BOSTON -- The niece of Dr. Martin Luther King, Jr. will travel to Boston in November to speak to Boston's Christian community on behalf of the unborn.
Hosted by the Franciscans of Primitive Observance and St. Patrick Parish in Roxbury, Alveda C. King, will speak at a public event at the parish Nov. 8 in the afternoon. She will also speak that evening at an invitation-only event for an ecumenical group of Christian pastors from Boston.
Father Walter J. Waldron, the pastor of St. Patrick's, and Brother James Wartman, FPO, who helped arrange King's visit, spoke about why the event is important to the community.
"We have always been a parish that has been big on pro-life. We have teenagers that go down to the pro-life march in Washington every year. We dedicate all of October to pro-life. We have one day in October that we have the Blessed Sacrament exposed all day, and people come in all day, so this really is just another concrete way of showing our parish's commitment to the cause of life," Father Waldron said.
King serves as a Pastoral Associate and Director of African-American Outreach for Priests for Life and Gospel of Life Ministries in New York. Daughter of Rev. A.D. King and his wife Naomi Barber King, she grew up during the civil rights movement led by her uncle. According to the Priests for Life website, she sees advocacy on behalf of the unborn as an extension of the civil rights struggle.
King is not Catholic, but maintains advocacy for the unborn as part of her work with the Silent No More Awareness Campaign, sharing her testimony of two abortions, God's forgiveness, and healing.
Father Waldron said King's involvement shows that the pro-life cause is not just a Catholic issue.

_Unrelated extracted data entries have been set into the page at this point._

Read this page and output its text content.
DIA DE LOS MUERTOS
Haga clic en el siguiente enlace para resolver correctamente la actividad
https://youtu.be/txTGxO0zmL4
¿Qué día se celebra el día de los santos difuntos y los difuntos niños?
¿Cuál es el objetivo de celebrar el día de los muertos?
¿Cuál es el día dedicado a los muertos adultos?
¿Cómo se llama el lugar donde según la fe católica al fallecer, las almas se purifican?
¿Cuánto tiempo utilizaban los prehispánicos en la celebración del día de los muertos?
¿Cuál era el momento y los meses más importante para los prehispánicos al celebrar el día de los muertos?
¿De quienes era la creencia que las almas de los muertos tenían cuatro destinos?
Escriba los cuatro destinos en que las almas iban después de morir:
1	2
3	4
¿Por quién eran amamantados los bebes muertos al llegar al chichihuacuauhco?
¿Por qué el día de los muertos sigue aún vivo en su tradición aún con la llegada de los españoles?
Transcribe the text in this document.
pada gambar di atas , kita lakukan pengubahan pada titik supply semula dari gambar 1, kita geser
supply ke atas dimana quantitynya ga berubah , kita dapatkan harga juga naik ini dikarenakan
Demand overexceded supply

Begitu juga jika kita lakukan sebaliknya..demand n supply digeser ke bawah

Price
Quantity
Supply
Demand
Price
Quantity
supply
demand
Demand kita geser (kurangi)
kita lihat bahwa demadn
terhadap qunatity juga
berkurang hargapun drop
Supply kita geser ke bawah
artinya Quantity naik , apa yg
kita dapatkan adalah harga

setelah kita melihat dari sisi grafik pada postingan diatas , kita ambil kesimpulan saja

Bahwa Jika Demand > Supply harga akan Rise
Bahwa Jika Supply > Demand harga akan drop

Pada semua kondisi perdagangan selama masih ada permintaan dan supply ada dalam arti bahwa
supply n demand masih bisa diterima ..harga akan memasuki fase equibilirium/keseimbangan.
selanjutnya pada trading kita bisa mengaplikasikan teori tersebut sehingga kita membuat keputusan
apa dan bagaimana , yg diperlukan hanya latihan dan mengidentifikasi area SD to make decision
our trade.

"They have to know that there are loads of people who are not Catholic, who are convinced of the value of human life from the point of conception on," he said.
According to Priests for Life, Planned Parenthood is the largest abortion provider in America with 78 percent of their clinics in minority communities. Another statistic shows that only 12 percent of America women are Black, yet they receive 35 percent of the abortions performed in this country.

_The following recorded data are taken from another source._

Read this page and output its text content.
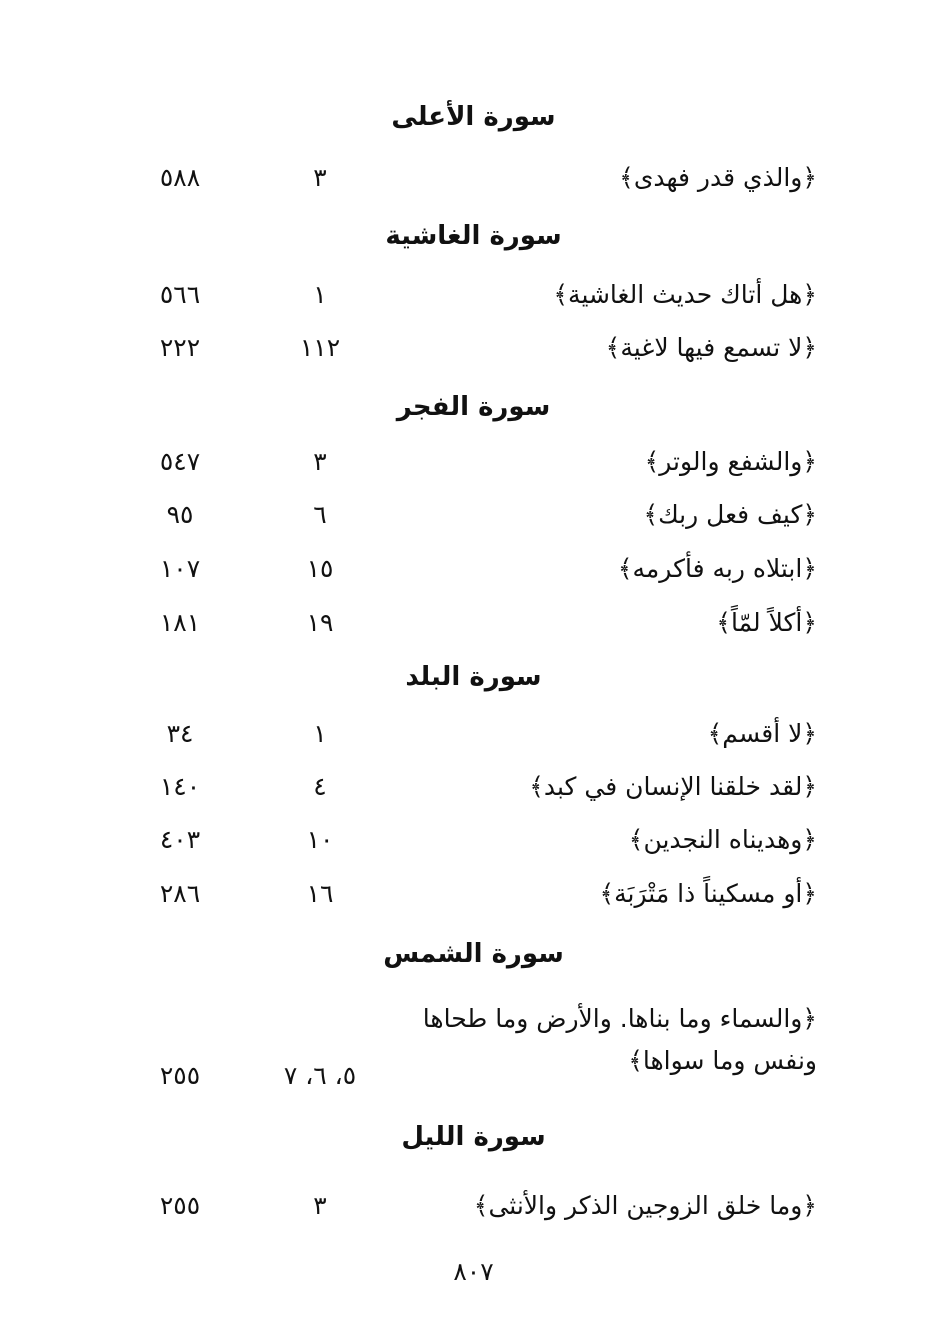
سورة الأعلى
﴿والذي قدر فهدى﴾
٣
٥٨٨
سورة الغاشية
﴿هل أتاك حديث الغاشية﴾
١
٥٦٦
﴿لا تسمع فيها لاغية﴾
١١٢
٢٢٢
سورة الفجر
﴿والشفع والوتر﴾
٣
٥٤٧
﴿كيف فعل ربك﴾
٦
٩٥
﴿ابتلاه ربه فأكرمه﴾
١٥
١٠٧
﴿أكلاً لمّاً﴾
١٩
١٨١
سورة البلد
﴿لا أقسم﴾
١
٣٤
﴿لقد خلقنا الإنسان في كبد﴾
٤
١٤٠
﴿وهديناه النجدين﴾
١٠
٤٠٣
﴿أو مسكيناً ذا مَتْرَبَة﴾
١٦
٢٨٦
سورة الشمس
﴿والسماء وما بناها. والأرض وما طحاها
ونفس وما سواها﴾
٥، ٦، ٧
٢٥٥
سورة الليل
﴿وما خلق الزوجين الذكر والأنثى﴾
٣
٢٥٥
٨٠٧
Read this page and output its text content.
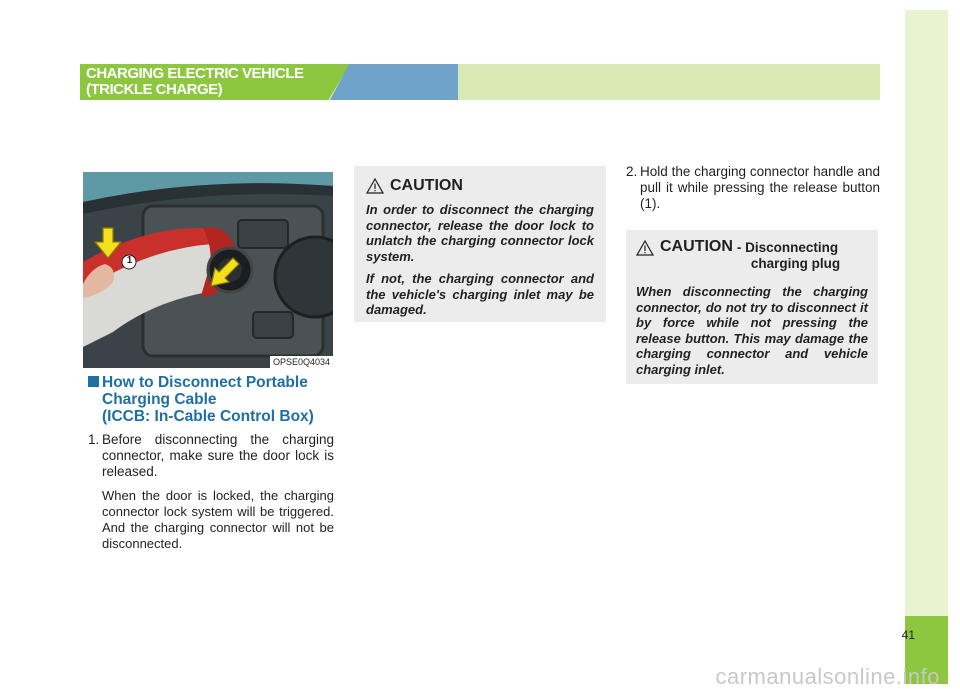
41
CHARGING ELECTRIC VEHICLE
(TRICKLE CHARGE)
1
OPSE0Q4034
How to Disconnect Portable
Charging Cable
(ICCB: In-Cable Control Box)
1. Before disconnecting the charging connector, make sure the door lock is released.
When the door is locked, the charging connector lock system will be triggered. And the charging connector will not be disconnected.
CAUTION

In order to disconnect the charging connector, release the door lock to unlatch the charging connector lock system.

If not, the charging connector and the vehicle's charging inlet may be damaged.

2. Hold the charging connector handle and pull it while pressing the release button (1).
CAUTION - Disconnecting
charging plug
When disconnecting the charging connector, do not try to disconnect it by force while not pressing the release button. This may damage the charging connector and vehicle charging inlet.
carmanualsonline.info
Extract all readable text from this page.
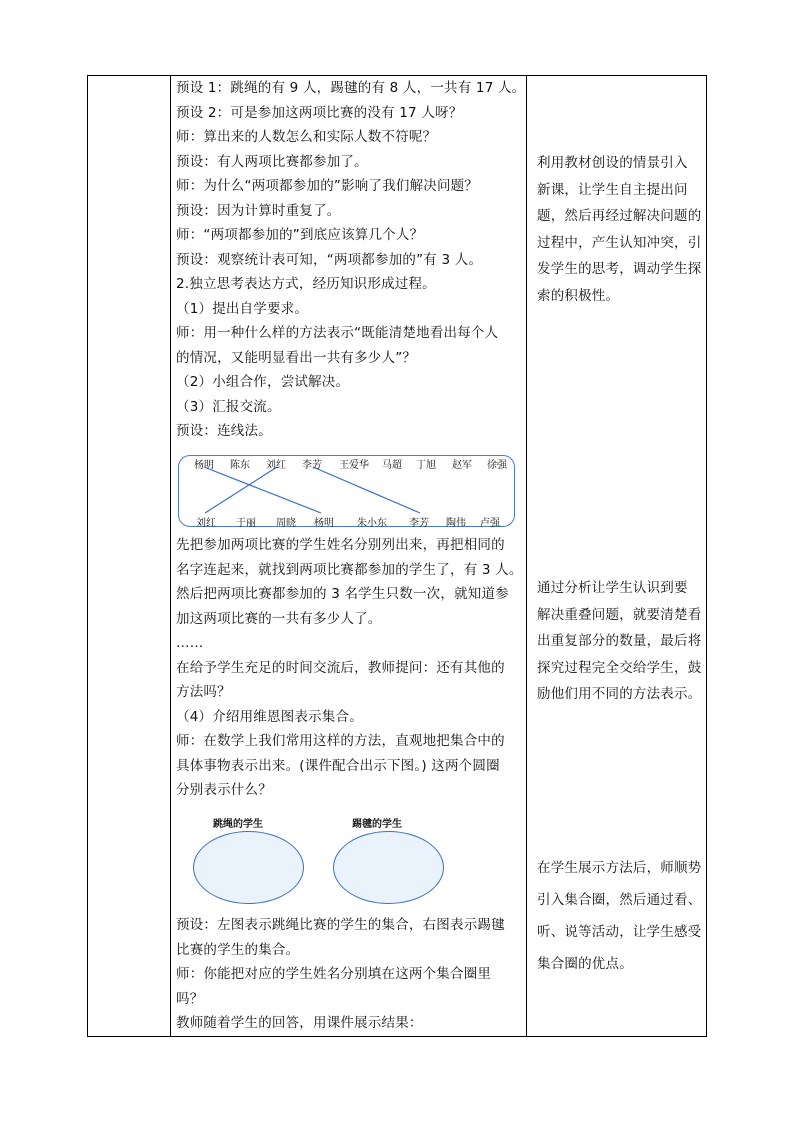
预设 1：跳绳的有 9 人，踢毽的有 8 人，一共有 17 人。
预设 2：可是参加这两项比赛的没有 17 人呀？
师：算出来的人数怎么和实际人数不符呢？
预设：有人两项比赛都参加了。
师：为什么“两项都参加的”影响了我们解决问题？
预设：因为计算时重复了。
师：“两项都参加的”到底应该算几个人？
预设：观察统计表可知，“两项都参加的”有 3 人。
2.独立思考表达方式，经历知识形成过程。
（1）提出自学要求。
师：用一种什么样的方法表示“既能清楚地看出每个人
的情况，又能明显看出一共有多少人”？
（2）小组合作，尝试解决。
（3）汇报交流。
预设：连线法。
杨明 陈东 刘红 李芳 王爱华 马超 丁旭 赵军 徐强
刘红 于丽 周晓 杨明 朱小东 李芳 陶伟 卢强
先把参加两项比赛的学生姓名分别列出来，再把相同的
名字连起来，就找到两项比赛都参加的学生了，有 3 人。
然后把两项比赛都参加的 3 名学生只数一次，就知道参
加这两项比赛的一共有多少人了。
……
在给予学生充足的时间交流后，教师提问：还有其他的
方法吗？
（4）介绍用维恩图表示集合。
师：在数学上我们常用这样的方法，直观地把集合中的
具体事物表示出来。(课件配合出示下图。) 这两个圆圈
分别表示什么？
跳绳的学生	踢毽的学生
预设：左图表示跳绳比赛的学生的集合，右图表示踢毽
比赛的学生的集合。
师：你能把对应的学生姓名分别填在这两个集合圈里
吗？
教师随着学生的回答，用课件展示结果：
利用教材创设的情景引入
新课，让学生自主提出问
题，然后再经过解决问题的
过程中，产生认知冲突，引
发学生的思考，调动学生探
索的积极性。
通过分析让学生认识到要
解决重叠问题，就要清楚看
出重复部分的数量，最后将
探究过程完全交给学生，鼓
励他们用不同的方法表示。
在学生展示方法后，师顺势
引入集合圈，然后通过看、
听、说等活动，让学生感受
集合圈的优点。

Brother James said he has seen the effect of these statistics in the neighborhoods where he works.
"When we do talk about the issue, they are very quick to just kind of turn their heads. After you get them to talking about it, everybody knows somebody, or many of them have had abortions," he said.
Brother James said he hopes the event can stimulate further conversation around the issue between Christians, and that the event may lead to further events related to the Gospel of Life in the future -- particularly involving young people.
"Hopefully, it will develop into something so that it grows," he said.
He said he sees hope in small steps as numbers of young people increase at events like the March for Life in Washington each year, including the group of young people from St. Patrick's which has increased year-to-year.
"You go to the March for Life and you see hundreds of thousands, see all the young people. I would love to see that sort of growth in the young people here," he said.